Volume Logic was commercial software which added audio enhancement features to media players. Originally released by Octiv Inc. in 2004, it was the first plug-in for Apple's iTunes for Mac and Windows. In April 2005, the Octiv corporation was acquired by Plantronics.

==Description==
Volume Logic was available for RealPlayer, Windows Media Player, Winamp and Musicmatch.
It was designed to subjectively improve the listening experience by increasing loudness of soft passages, controlling loudness of loud passages without audible distortion, emphasizes loudness of bass separately, for example.
It corrected a problem with RealPlayer and the system's wave volume control.
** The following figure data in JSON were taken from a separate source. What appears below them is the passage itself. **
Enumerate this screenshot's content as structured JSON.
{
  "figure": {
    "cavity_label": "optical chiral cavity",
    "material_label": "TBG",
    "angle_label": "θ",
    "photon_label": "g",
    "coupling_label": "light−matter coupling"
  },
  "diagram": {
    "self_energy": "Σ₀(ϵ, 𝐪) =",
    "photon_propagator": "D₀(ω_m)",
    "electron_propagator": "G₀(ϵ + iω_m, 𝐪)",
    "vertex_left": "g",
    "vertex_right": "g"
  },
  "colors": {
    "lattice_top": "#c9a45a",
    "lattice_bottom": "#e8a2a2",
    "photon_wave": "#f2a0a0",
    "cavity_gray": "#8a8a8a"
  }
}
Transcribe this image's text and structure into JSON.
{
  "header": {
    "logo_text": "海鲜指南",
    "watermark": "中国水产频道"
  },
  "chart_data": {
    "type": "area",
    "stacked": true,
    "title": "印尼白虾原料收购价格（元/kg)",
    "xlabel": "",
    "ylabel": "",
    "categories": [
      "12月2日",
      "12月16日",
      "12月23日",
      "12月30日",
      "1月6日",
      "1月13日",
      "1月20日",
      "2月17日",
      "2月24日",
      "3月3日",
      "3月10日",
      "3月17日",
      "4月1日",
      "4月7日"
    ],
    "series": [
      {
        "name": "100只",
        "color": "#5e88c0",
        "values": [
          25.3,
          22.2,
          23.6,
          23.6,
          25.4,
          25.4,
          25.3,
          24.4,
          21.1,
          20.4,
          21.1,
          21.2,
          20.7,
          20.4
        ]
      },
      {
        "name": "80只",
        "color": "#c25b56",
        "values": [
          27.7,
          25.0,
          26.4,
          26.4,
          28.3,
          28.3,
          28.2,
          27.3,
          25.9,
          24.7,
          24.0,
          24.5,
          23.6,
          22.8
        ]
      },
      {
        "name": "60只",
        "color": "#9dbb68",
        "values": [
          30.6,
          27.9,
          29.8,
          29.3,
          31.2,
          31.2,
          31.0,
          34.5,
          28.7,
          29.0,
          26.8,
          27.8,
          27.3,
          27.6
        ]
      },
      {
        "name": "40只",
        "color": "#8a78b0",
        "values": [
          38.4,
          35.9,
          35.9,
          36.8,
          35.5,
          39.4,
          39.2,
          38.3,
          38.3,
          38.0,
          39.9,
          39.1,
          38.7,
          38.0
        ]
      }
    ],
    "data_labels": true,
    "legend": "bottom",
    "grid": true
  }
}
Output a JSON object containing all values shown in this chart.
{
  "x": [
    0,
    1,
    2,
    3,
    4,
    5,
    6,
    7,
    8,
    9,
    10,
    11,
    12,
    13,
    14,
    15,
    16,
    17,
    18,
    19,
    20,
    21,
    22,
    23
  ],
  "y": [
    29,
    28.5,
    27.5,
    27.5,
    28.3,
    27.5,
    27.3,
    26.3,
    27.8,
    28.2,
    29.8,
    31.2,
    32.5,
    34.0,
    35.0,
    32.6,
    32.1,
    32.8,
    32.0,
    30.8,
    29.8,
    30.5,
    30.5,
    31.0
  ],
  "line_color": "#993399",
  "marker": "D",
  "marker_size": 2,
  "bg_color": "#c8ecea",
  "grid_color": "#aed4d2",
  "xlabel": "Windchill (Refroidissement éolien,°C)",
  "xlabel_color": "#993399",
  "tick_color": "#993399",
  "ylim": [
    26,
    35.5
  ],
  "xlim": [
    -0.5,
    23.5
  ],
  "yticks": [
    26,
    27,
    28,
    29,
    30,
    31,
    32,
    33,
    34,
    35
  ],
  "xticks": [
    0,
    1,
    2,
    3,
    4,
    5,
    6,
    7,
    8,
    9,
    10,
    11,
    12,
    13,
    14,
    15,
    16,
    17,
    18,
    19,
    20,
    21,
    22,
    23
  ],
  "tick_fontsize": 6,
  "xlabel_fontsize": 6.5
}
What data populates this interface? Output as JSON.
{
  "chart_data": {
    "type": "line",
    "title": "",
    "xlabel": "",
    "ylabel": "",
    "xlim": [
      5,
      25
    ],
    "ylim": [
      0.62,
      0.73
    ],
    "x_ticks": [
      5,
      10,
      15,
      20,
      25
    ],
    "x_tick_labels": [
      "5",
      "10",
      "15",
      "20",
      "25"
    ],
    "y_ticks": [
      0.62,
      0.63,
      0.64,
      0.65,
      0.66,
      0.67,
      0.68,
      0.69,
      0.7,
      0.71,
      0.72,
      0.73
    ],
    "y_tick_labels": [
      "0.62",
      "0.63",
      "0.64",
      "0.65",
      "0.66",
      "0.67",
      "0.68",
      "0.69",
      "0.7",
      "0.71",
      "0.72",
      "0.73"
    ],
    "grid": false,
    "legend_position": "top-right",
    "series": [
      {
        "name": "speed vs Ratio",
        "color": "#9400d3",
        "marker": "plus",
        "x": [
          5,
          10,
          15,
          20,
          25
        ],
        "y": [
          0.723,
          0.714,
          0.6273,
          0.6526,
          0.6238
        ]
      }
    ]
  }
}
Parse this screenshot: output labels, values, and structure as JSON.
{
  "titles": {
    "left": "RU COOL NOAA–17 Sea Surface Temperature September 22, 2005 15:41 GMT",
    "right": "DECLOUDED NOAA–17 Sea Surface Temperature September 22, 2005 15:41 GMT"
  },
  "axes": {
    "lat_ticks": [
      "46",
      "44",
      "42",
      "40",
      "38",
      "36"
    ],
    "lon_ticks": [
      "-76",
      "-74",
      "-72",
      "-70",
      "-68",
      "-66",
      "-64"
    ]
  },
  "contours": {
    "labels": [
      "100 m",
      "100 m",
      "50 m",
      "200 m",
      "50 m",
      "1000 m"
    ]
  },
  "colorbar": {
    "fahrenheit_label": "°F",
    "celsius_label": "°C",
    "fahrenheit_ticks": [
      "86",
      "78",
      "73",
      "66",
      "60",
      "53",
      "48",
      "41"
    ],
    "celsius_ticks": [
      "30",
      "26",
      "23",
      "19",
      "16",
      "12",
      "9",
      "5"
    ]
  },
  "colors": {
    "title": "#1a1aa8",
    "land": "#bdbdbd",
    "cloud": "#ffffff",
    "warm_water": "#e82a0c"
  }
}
Volume Logic disabled RealPlayer's volume control and uses its own.
Presets stored settings for the amount of each kind of processing to be applied: automatic gain control, limiting, bass boost, etc. Presets cannot be added.
The Volume Logic plug-in incorporated multi-band dynamics processing technology, solving common audio problems such as speaker distortion and volume shifting.

In late 2005, Volume Logic 1.3 was released. This new version was recognized in Softpedia, MacUpdate, and Brothersoft.
Having compatibility issues with Apple's Mac OS X v10.5, Plantronics ceased further development with Volume Logic, while leaving Windows users with a v1.4, which is compatible with iTunes 7.

Leif Claesson, the inventor of audio processing core technology utilized by Octiv and Volume Logic, in 2007 joined with Octiv co-founder Keith Edwards to form a partnership to sell follow-on technology called Breakaway.